Natasha turned away and continued washing the plates left from the meal of the day before.

“Want to know what happened to her?”

“Well, go on.”

With a smirk, Aunt Anna lowered her frame into the simple chair at the table. “She, the girl, your namesake, went to a club to dance and, imagine, the next day in the morning, an ambulance brought her back to the hospital with her sutures ripped open.”

“A willing horse needs no spur.”

“What I’m telling you is a girl’s youth is short. Natasha, dear, strike while the iron is hot.”

“Why have you not struck?”

Her aunt breathed a sigh. “But you are right, Niece. Some are stuck with their first love forever.” Silence ensued, disturbed only by the buzzing of a fly.

“What was the problem building a life with your love, Aunty?”

“Easy for you to ask. Moishe . . . my Misha . . .” Her voice trailed off as though the words jammed in her mouth.

Something stirred in Natasha’s chest. “By chance not our next-door neighbor? The one with six children?”

Her aunt inclined her head and stared at Natasha as though weighing something in her mind.

“But he is a Jew!”

“And what? We do live with them side by side. From the times no one remembers. Good people they are. And a heart does not select nationality. Anyway, mine did not.”

“But why did not you marry then?”

“His parents found him one of theirs. Golda is a decent woman. A good wife and mother. They made a good choice for him.”

“So, they do select nationality, do they?” Natasha wrapped her arm around her aunt’s shoulder. She thought her an old crow, but all of a sudden noticed how delicate her mouth was and the spark in her green-gray eyes made her look much younger than her forty-two years. For the time since she lived with her aunt, Natasha felt how dear this woman became to her, like a mother she had never had. She stretched her hand to her aunt’s head and pulled out two hair pins. A wave of black hair, scarcely touched with gray, cascaded to her shoulders. “Aunty Anna, you are so beautiful. What a fool your Moishe was.”

“Nonsense.” Her aunt grabbed the pins and in one twisting move restored her old-woman’s hairdo. “Ah, what’s the point in dwelling on that now. Let’s go digging vegetable patches.” She took two steps to the window and threw it open, letting the fresh air of the early spring swoosh through the kitchen. “The day’s like a gift for it.”

9

Ulya

Spring 1939

Saratov

“Hey, stir aside.” A familiar voice stopped Ulya at the moment she was putting the bullet into the training Mosin rifle gun barrel. A young man flopped onto the padded cover beside her and carefully laid his rifle down on the sand-covered ground.

“Otto!” Ulya toggled the rifle’s safety to the on-position then shook his proffered hand. “What are you doing here?”

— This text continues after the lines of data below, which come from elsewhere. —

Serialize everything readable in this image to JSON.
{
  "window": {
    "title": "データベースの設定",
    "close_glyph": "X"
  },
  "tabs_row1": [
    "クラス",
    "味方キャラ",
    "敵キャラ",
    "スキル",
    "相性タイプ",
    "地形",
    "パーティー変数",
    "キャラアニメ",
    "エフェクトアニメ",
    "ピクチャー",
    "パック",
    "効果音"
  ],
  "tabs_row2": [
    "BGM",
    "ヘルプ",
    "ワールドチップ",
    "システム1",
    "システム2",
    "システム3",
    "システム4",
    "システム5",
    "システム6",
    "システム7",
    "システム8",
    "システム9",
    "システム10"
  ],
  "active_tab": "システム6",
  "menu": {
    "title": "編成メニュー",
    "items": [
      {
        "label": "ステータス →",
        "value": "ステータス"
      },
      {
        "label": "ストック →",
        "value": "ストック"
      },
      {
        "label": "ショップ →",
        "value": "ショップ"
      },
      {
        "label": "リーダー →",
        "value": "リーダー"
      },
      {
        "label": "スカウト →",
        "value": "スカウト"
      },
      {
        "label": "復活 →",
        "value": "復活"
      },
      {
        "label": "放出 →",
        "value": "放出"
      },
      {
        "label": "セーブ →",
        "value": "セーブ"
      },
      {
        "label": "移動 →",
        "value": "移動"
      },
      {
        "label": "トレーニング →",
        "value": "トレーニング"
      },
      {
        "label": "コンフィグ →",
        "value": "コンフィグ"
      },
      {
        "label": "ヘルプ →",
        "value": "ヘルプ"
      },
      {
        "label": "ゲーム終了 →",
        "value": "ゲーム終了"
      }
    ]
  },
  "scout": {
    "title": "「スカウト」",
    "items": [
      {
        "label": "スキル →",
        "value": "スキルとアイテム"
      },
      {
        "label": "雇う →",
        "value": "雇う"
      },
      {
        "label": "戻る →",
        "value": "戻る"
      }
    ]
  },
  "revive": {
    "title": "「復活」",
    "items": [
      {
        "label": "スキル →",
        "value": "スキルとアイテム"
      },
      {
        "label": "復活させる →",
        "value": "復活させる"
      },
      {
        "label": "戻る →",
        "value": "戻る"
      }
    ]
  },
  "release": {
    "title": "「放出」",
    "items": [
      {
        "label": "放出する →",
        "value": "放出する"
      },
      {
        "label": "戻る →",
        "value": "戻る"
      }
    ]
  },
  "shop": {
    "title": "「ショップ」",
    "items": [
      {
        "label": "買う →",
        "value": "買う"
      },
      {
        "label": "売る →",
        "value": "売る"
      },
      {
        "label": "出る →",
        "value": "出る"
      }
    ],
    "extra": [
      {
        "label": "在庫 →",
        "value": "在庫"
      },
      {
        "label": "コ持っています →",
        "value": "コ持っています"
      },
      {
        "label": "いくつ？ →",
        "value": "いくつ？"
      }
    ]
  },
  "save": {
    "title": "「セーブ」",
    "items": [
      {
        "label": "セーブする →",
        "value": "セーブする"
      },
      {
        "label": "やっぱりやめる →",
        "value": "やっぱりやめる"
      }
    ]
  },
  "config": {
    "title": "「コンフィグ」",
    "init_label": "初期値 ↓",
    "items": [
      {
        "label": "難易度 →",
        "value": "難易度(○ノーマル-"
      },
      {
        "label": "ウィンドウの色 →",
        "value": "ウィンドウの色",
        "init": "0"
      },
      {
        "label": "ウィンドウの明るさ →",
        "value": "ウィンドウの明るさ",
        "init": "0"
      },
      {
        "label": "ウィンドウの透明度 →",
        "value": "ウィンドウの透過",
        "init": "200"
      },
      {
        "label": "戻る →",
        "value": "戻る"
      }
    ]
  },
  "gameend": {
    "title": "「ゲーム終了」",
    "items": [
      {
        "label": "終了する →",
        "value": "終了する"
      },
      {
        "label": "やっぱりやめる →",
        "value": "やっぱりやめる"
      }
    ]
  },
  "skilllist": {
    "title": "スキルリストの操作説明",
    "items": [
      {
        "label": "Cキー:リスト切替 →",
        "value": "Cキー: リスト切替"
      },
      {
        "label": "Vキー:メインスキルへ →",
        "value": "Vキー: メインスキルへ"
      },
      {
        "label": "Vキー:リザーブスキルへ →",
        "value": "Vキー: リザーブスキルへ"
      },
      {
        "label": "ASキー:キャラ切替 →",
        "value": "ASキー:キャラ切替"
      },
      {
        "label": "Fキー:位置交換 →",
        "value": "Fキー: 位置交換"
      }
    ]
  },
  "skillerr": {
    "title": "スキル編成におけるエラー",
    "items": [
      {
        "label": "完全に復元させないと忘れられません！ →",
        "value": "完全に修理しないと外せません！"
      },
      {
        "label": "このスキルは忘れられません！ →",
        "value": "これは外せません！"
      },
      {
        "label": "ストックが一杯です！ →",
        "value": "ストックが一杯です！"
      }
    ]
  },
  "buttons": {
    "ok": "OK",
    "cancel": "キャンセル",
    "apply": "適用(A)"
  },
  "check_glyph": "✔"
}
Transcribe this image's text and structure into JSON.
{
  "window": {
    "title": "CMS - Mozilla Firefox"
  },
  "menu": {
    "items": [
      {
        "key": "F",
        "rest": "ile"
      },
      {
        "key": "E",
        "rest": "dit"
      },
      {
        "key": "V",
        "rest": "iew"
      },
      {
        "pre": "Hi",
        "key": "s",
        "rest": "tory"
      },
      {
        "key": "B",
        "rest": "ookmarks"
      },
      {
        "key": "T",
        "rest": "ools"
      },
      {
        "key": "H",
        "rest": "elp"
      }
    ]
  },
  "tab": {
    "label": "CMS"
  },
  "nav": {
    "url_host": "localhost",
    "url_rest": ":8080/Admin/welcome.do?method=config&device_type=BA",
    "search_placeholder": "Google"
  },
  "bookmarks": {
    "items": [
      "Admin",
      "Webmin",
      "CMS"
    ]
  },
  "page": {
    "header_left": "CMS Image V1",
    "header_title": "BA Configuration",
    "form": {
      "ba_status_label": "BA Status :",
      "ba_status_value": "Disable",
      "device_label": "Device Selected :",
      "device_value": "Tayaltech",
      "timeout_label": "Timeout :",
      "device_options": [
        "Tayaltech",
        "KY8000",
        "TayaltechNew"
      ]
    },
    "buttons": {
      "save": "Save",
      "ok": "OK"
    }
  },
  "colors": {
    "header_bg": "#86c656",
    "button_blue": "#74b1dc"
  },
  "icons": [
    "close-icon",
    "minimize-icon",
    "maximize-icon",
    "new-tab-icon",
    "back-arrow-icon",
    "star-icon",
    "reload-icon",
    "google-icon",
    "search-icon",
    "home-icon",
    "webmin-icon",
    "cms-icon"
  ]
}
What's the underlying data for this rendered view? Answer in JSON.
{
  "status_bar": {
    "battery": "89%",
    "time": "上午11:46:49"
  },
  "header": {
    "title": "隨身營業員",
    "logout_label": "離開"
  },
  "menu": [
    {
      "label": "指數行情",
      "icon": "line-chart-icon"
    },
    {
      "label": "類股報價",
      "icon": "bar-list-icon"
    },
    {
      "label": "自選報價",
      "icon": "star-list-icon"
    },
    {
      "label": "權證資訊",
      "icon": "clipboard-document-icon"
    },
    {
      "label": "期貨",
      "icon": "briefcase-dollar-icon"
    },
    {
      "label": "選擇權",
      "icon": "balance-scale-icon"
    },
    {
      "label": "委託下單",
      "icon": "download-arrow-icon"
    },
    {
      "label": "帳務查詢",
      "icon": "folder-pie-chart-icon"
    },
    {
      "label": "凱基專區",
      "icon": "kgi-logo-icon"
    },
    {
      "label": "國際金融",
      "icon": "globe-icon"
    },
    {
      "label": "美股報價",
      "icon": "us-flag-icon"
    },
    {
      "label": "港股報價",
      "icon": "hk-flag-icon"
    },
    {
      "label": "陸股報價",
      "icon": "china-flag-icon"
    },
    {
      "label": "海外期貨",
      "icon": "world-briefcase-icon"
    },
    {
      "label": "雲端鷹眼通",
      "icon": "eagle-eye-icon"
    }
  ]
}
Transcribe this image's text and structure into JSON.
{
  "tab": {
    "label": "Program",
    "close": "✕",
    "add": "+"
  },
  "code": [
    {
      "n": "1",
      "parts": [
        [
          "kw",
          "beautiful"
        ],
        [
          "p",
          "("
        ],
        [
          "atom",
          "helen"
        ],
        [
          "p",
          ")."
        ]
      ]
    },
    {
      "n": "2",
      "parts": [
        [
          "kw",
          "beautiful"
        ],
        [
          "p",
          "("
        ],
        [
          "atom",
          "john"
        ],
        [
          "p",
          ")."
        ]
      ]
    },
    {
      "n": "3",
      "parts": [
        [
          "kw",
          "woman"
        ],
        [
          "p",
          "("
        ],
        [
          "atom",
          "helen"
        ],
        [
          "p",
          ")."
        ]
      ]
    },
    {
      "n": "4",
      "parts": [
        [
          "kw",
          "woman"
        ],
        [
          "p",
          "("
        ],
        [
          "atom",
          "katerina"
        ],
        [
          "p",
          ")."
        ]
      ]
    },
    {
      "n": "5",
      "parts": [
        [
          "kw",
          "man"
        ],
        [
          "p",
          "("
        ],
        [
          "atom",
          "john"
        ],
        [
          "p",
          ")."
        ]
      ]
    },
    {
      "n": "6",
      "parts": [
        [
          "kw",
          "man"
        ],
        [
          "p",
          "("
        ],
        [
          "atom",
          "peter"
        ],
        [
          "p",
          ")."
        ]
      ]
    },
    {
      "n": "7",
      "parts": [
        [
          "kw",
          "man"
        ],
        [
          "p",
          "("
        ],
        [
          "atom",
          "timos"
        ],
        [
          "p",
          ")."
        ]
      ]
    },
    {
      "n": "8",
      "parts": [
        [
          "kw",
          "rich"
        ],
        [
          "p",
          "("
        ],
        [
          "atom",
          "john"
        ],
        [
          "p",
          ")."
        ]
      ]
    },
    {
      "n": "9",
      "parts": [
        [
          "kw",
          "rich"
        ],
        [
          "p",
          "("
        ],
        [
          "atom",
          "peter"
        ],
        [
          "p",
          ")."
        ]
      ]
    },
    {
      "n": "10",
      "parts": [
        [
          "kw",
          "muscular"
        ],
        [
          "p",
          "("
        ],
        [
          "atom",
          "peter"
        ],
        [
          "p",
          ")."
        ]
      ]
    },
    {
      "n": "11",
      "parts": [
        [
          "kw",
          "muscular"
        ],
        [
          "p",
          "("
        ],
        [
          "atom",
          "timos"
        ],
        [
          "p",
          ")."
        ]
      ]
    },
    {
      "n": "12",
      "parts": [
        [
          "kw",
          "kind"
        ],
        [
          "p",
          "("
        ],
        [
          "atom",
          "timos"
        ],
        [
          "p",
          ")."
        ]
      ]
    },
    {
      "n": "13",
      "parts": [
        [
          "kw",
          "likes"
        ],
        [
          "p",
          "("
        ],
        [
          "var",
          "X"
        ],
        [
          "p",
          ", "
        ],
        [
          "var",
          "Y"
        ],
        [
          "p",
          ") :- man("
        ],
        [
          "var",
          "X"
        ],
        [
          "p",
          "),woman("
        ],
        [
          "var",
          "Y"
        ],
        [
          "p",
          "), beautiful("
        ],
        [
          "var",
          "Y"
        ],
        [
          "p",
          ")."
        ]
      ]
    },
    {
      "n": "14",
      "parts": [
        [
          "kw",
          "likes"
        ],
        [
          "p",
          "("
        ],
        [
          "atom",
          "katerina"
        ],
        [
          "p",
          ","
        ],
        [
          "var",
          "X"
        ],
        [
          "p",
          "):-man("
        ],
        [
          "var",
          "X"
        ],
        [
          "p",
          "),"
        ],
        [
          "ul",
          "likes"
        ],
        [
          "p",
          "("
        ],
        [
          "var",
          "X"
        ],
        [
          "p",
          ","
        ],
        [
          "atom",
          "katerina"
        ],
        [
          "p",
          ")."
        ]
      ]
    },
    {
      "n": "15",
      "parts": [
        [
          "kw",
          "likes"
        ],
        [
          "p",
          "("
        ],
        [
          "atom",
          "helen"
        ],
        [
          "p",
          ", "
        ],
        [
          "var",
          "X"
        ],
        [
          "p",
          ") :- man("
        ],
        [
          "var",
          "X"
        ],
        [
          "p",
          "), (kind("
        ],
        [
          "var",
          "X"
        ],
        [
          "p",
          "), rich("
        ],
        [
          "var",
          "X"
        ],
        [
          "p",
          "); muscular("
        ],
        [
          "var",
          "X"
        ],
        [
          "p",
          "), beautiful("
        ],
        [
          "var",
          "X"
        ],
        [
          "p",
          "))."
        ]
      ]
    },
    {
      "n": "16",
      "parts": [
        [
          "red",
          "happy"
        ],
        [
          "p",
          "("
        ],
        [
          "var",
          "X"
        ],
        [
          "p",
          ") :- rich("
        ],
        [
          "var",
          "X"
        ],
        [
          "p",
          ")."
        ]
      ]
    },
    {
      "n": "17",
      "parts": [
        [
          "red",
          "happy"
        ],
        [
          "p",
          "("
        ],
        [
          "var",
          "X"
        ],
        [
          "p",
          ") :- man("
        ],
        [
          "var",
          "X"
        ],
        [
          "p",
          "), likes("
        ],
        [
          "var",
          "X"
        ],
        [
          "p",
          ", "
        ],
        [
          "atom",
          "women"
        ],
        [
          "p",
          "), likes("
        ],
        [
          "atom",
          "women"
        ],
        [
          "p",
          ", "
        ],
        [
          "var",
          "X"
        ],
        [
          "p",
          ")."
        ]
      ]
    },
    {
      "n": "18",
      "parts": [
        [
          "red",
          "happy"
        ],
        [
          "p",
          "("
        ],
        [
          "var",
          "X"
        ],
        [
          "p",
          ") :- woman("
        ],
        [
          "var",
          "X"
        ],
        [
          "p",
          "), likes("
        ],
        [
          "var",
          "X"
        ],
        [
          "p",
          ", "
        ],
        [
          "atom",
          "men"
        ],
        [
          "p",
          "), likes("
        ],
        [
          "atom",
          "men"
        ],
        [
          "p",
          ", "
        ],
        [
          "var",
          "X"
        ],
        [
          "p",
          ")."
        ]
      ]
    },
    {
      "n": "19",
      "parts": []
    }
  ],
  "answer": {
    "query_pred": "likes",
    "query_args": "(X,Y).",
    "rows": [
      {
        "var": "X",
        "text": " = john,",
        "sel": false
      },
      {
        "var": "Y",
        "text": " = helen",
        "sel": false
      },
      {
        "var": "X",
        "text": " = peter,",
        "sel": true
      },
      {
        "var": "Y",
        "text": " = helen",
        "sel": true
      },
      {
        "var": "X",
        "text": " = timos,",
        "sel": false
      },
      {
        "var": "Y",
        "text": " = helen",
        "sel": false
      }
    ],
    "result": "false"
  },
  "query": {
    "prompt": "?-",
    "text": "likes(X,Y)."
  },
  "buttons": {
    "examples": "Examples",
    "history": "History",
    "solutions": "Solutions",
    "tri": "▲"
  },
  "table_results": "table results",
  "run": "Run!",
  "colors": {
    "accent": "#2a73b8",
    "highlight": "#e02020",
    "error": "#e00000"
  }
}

“The same as you, I suppose.”

“Are you talking or shooting?” The instructor’s voice interrupted their excitement at seeing each other.

“Now, now. What is my target?” Otto turned to the man and followed the wave of his hand with his eyes.

“Let’s compete,” Ulya said.

“Ten?”

She bobbed her head and, out of the corner of her eye, saw him stir in an attempt to find a comfortable position. A soft click of the safety sliding off. A shot. He reloaded and went on shooting in succession.

Resting her index finger on the metal curve of the trigger and aiming the rifle’s muzzle at the target, Ulya waited till he finished and, changing to her left hand after the fifth shot, performed the action in unstopping regular firing.

“We are done,” they shouted in unison and waited for the instructor to bring them the shooting targets. Otto got up to receive them.